1. ‘Nee-Up!’ (knee-up): “Quiet!” Emphasize the ‘nee’. For maximum results, deliver loudly and harshly.
2. ‘Liaow Liaow’ (lee-ow lee-ow): “Hurry Up! Quickly!” I find this phrase most effective when my students are dragging their feet to do something, like leaving the classroom or getting out their books.
3. ‘Put Maak!’ (poot mawk): “You’re talking too much!” This is usually delivered as a scolding. I bust this baby out when my students won’t stop talking. Very effective.
4. ‘Kao Jai Mai?’ (cow jye my): “Do you understand?” If the students’ English level is low, this is a great way to check for understanding. I love it when my all-male classes answer me with a resounding ‘Kahp!’ (Yes!)

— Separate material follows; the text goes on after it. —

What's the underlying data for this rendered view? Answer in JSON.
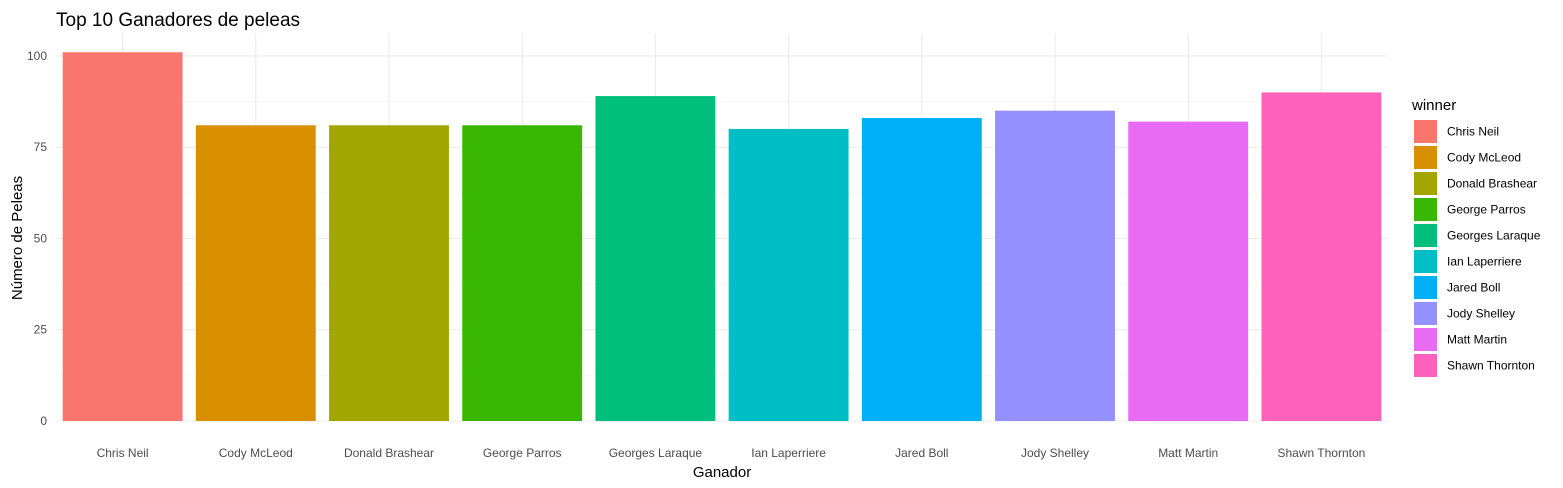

5. ‘Put Tam’ (poot tom): “Repeat”. If you can’t get your students to repeat after you, throw one of these out there.
6. ‘Alai-na?’ (uh-lie-nah): “What was that? Come again?” The respectful way to ask, huh?
7. ‘T-t-t-t’: Okay, I have no idea how to write out this sound, but it’s a clicking sound made behind your teeth, like when you call a cat or something. If you put your finger in front of you in the ‘quiet’ formation and do this, it means the same thing as “Shh!”. Thai’s don’t use “Shh”, and I often find it has the opposite effect that I’m looking for (aka, the kids find it hilarious).
8. “Bai Lao!” (bye laow): “Let’s go! Here we go!” This phrase has a lot of meanings, but whichever one you’re going for, it’s best used with enthusiasm.